The ability to produce mice that carry altered genomic DNA has greatly facilitated the study of many biological processes; however, not all biological processes can be studied by gene inactivation. Gene-targeting that results in developmental arrest or embryonic lethality in vivo reflects the earliest nonredundant role of a gene and precludes analysis of function at later stages. Additionally, some genes have functions during embryogenesis that may differ from those in the adult [e.g., LIF (18, 19) and vimentin (84)]. Inactivation of these genes may lead to adaptations that preclude their functional analysis at later stages. To address these problems, a number of modifications to the original gene-targeting strategies have been developed.

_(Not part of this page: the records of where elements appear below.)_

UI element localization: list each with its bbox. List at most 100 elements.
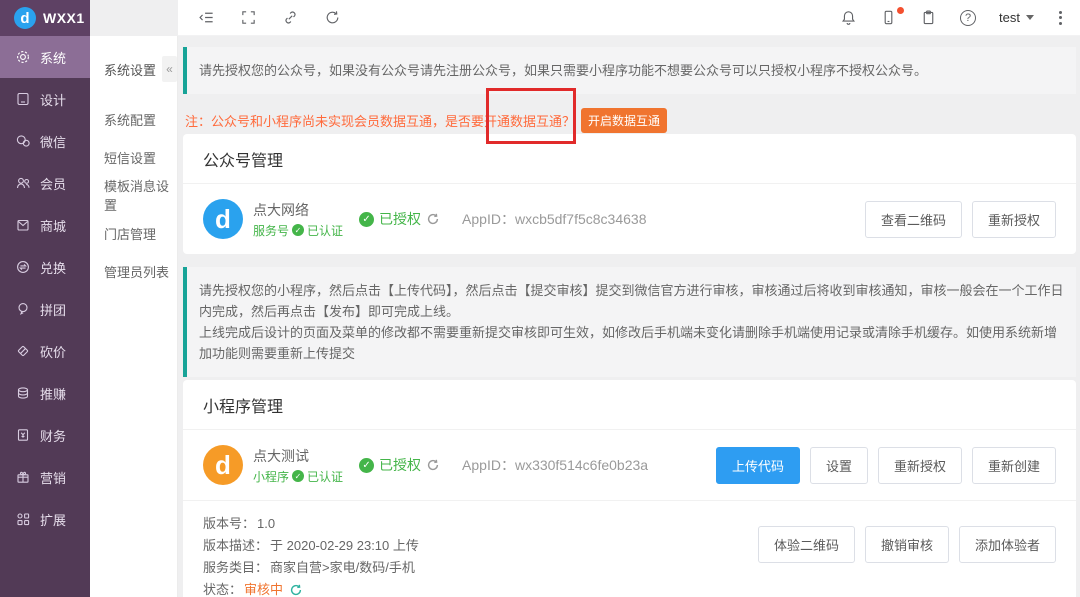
verified-label: 已认证 xyxy=(307,468,343,485)
refresh-auth-icon[interactable] xyxy=(426,458,440,472)
verified-check-icon xyxy=(292,224,304,236)
enable-data-sync-button[interactable]: 开启数据互通 xyxy=(581,108,667,133)
sidebar-item-groupbuy[interactable]: 拼团 xyxy=(0,288,90,330)
mini-program-logo: d xyxy=(203,445,243,485)
refresh-icon[interactable] xyxy=(324,9,341,26)
submenu-item-admin-list[interactable]: 管理员列表 xyxy=(104,252,177,290)
authorized-label: 已授权 xyxy=(379,455,421,475)
official-account-card: 公众号管理 d 点大网络 服务号 已认证 已授权 xyxy=(183,134,1076,254)
help-icon[interactable] xyxy=(960,10,976,26)
add-tester-button[interactable]: 添加体验者 xyxy=(959,526,1056,563)
submenu-item-system-config[interactable]: 系统配置 xyxy=(104,100,177,138)
main-content: 请先授权您的公众号，如果没有公众号请先注册公众号，如果只需要小程序功能不想要公众… xyxy=(178,36,1080,597)
fold-menu-icon[interactable] xyxy=(198,9,215,26)
authorized-label: 已授权 xyxy=(379,209,421,229)
sidebar-item-label: 扩展 xyxy=(40,510,66,529)
status-label: 状态： xyxy=(203,579,242,597)
topbar: test xyxy=(178,0,1080,36)
more-options-icon[interactable] xyxy=(1057,9,1064,27)
category-value: 商家自营>家电/数码/手机 xyxy=(270,557,415,579)
reauthorize-button[interactable]: 重新授权 xyxy=(878,447,962,484)
collapse-menu-button[interactable]: « xyxy=(162,56,177,82)
sidebar-item-label: 拼团 xyxy=(40,300,66,319)
view-qrcode-button[interactable]: 查看二维码 xyxy=(865,201,962,238)
sidebar-item-label: 营销 xyxy=(40,468,66,487)
sidebar-item-promote[interactable]: 推赚 xyxy=(0,372,90,414)
reauthorize-button[interactable]: 重新授权 xyxy=(972,201,1056,238)
sidebar-item-members[interactable]: 会员 xyxy=(0,162,90,204)
refresh-auth-icon[interactable] xyxy=(426,212,440,226)
alert-text-line1: 请先授权您的小程序，然后点击【上传代码】，然后点击【提交审核】提交到微信官方进行… xyxy=(199,280,1064,322)
upload-code-button[interactable]: 上传代码 xyxy=(716,447,800,484)
link-icon[interactable] xyxy=(282,9,299,26)
mall-icon xyxy=(15,217,31,233)
appid-value: wx330f514c6fe0b23a xyxy=(515,457,648,473)
fullscreen-icon[interactable] xyxy=(240,9,257,26)
sidebar-item-marketing[interactable]: 营销 xyxy=(0,456,90,498)
mobile-preview-icon[interactable] xyxy=(880,9,897,26)
sidebar-item-wechat[interactable]: 微信 xyxy=(0,120,90,162)
version-value: 1.0 xyxy=(257,513,275,535)
mini-program-card: 小程序管理 d 点大测试 小程序 已认证 已授权 xyxy=(183,380,1076,597)
sidebar-item-label: 系统 xyxy=(40,48,66,67)
alert-text: 请先授权您的公众号，如果没有公众号请先注册公众号，如果只需要小程序功能不想要公众… xyxy=(199,63,927,78)
sidebar-item-extension[interactable]: 扩展 xyxy=(0,498,90,540)
mini-program-name: 点大测试 xyxy=(253,446,343,466)
promote-icon xyxy=(15,385,31,401)
exchange-icon xyxy=(15,259,31,275)
official-account-name: 点大网络 xyxy=(253,200,343,220)
cancel-review-button[interactable]: 撤销审核 xyxy=(865,526,949,563)
refresh-status-icon[interactable] xyxy=(289,583,303,597)
appid-label: AppID： xyxy=(462,211,515,227)
sidebar-item-system[interactable]: 系统 xyxy=(0,36,90,78)
mini-card-title: 小程序管理 xyxy=(183,380,1076,430)
recreate-button[interactable]: 重新创建 xyxy=(972,447,1056,484)
sidebar-item-finance[interactable]: 财务 xyxy=(0,414,90,456)
account-type-label: 服务号 xyxy=(253,222,289,239)
clipboard-icon[interactable] xyxy=(920,9,937,26)
secondary-sidebar: 系统设置 « 系统配置 短信设置 模板消息设置 门店管理 管理员列表 xyxy=(90,36,178,597)
official-account-tip-alert: 请先授权您的公众号，如果没有公众号请先注册公众号，如果只需要小程序功能不想要公众… xyxy=(183,47,1076,94)
brand-area[interactable]: d WXX1 xyxy=(0,0,90,36)
verified-check-icon xyxy=(292,470,304,482)
wechat-icon xyxy=(15,133,31,149)
experience-qrcode-button[interactable]: 体验二维码 xyxy=(758,526,855,563)
version-desc-value: 于 2020-02-29 23:10 上传 xyxy=(270,535,419,557)
sidebar-item-label: 砍价 xyxy=(40,342,66,361)
chevron-down-icon xyxy=(1026,15,1034,20)
notification-bell-icon[interactable] xyxy=(840,9,857,26)
submenu-item-sms-settings[interactable]: 短信设置 xyxy=(104,138,177,176)
sidebar-item-label: 会员 xyxy=(40,174,66,193)
alert-text-line2: 上线完成后设计的页面及菜单的修改都不需要重新提交审核即可生效，如修改后手机端未变… xyxy=(199,322,1064,364)
category-label: 服务类目： xyxy=(203,557,268,579)
settings-button[interactable]: 设置 xyxy=(810,447,868,484)
sidebar-item-label: 微信 xyxy=(40,132,66,151)
members-icon xyxy=(15,175,31,191)
sidebar-item-exchange[interactable]: 兑换 xyxy=(0,246,90,288)
status-badge: 审核中 xyxy=(244,579,283,597)
sidebar-item-label: 推赚 xyxy=(40,384,66,403)
mini-program-tip-alert: 请先授权您的小程序，然后点击【上传代码】，然后点击【提交审核】提交到微信官方进行… xyxy=(183,267,1076,377)
note-text: 注：公众号和小程序尚未实现会员数据互通，是否要开通数据互通？ xyxy=(185,111,575,130)
submenu-item-store-management[interactable]: 门店管理 xyxy=(104,214,177,252)
sidebar-item-mall[interactable]: 商城 xyxy=(0,204,90,246)
authorized-check-icon xyxy=(359,458,374,473)
user-name: test xyxy=(999,10,1020,25)
gear-icon xyxy=(15,49,31,65)
brand-name: WXX1 xyxy=(43,10,85,26)
submenu-item-template-message[interactable]: 模板消息设置 xyxy=(104,176,177,214)
user-menu[interactable]: test xyxy=(999,10,1034,25)
finance-icon xyxy=(15,427,31,443)
sidebar-item-label: 商城 xyxy=(40,216,66,235)
version-desc-label: 版本描述： xyxy=(203,535,268,557)
marketing-icon xyxy=(15,469,31,485)
sidebar-item-design[interactable]: 设计 xyxy=(0,78,90,120)
brand-logo-icon: d xyxy=(14,7,36,29)
extension-icon xyxy=(15,511,31,527)
main-sidebar: d WXX1 系统 设计 微信 会员 商城 兑换 拼团 xyxy=(0,0,90,597)
submenu-header: 系统设置 xyxy=(104,60,156,79)
sidebar-item-label: 设计 xyxy=(40,90,66,109)
sidebar-item-bargain[interactable]: 砍价 xyxy=(0,330,90,372)
groupbuy-icon xyxy=(15,301,31,317)
appid-label: AppID： xyxy=(462,457,515,473)
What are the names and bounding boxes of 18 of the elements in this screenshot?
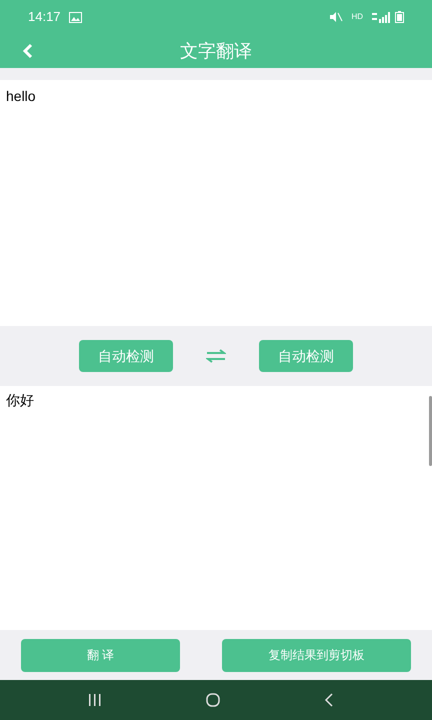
- home-icon[interactable]: [206, 693, 220, 707]
- source-text-field[interactable]: hello: [0, 80, 432, 326]
- signal-icon: [371, 12, 391, 22]
- target-language-button[interactable]: 自动检测: [259, 340, 353, 372]
- source-language-button[interactable]: 自动检测: [79, 340, 173, 372]
- status-time: 14:17: [28, 8, 61, 26]
- page-title: 文字翻译: [180, 40, 252, 62]
- image-icon: [68, 12, 82, 22]
- back-icon: [22, 43, 34, 59]
- translate-button[interactable]: 翻 译: [21, 638, 180, 672]
- network-label: HD: [351, 11, 363, 23]
- battery-icon: [395, 11, 404, 23]
- recents-icon[interactable]: [88, 694, 102, 706]
- copy-result-button[interactable]: 复制结果到剪切板: [222, 638, 411, 672]
- mute-icon: [329, 12, 344, 22]
- back-nav-icon[interactable]: [324, 693, 334, 707]
- result-text: 你好: [6, 391, 34, 410]
- scrollbar: [429, 396, 432, 466]
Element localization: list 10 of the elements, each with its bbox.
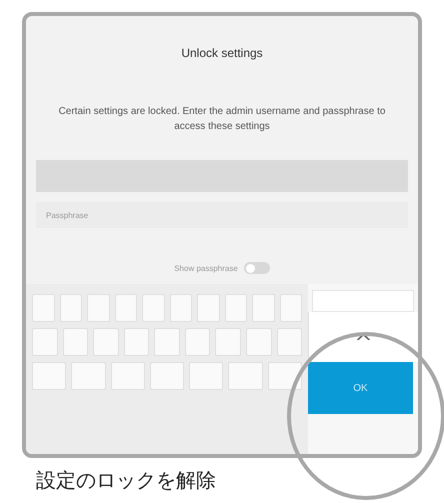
passphrase-field[interactable]: Passphrase bbox=[36, 202, 408, 228]
keyboard-key[interactable] bbox=[312, 290, 414, 312]
toggle-label: Show passphrase bbox=[174, 264, 238, 272]
ok-button[interactable]: OK bbox=[308, 362, 413, 414]
toggle-switch[interactable] bbox=[244, 262, 270, 274]
dialog-title: Unlock settings bbox=[181, 46, 263, 60]
caption: 設定のロックを解除 bbox=[36, 468, 217, 492]
username-field[interactable] bbox=[36, 160, 408, 192]
keyboard[interactable] bbox=[26, 284, 308, 454]
dialog-message: Certain settings are locked. Enter the admin username and passphrase to access these settings bbox=[58, 105, 386, 134]
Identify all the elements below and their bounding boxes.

Embryonic lethality can be overcome by generating conditional knock-out or knock-in ES cells and mice, which can be used to activate or inactivate a gene both spatially and temporally (243). Typically, a conditionally targeted allele is made by inserting loxP or frt sites into two introns or at the opposite ends of a gene. Expression of P1 bacteriophage-derived Cre or yeast-derived Flp recombinases in mice carrying the conditional allele catalyzes recombination (insertions, deletions, inversions, duplications) between the loxP/frt sites, respectively, to inactivate (or activate) the gene (209). By expressing Cre recombinase from an endogenous or tissue-specific promoter, the conditional allele can be recombined in a restricted lineage or cell type. The timing of recombinase expression can also be controlled using inducible expression systems (313) or viral delivery systems such as adenovirus or lentivirus (270, 328), which makes it possible to inactivate a gene in a temporal-specific fashion. This technique has been widely used in the analysis of mice, and its use in adult mice overcomes a major limitation associated with standard transgenics, i.e., the developmental consequences of inactivated genes (209). The system has also been adapted for ES cell lines, both for in vitro studies and the generation of new mouse models [e.g., allele replacement by double loxP recombination (2, 395); Fig. 5]. The use of site-specific recombination events (insertions, deletions, inversions, or duplications) can also be extended to the engineering of long-range modifications in the ES cell genome (416).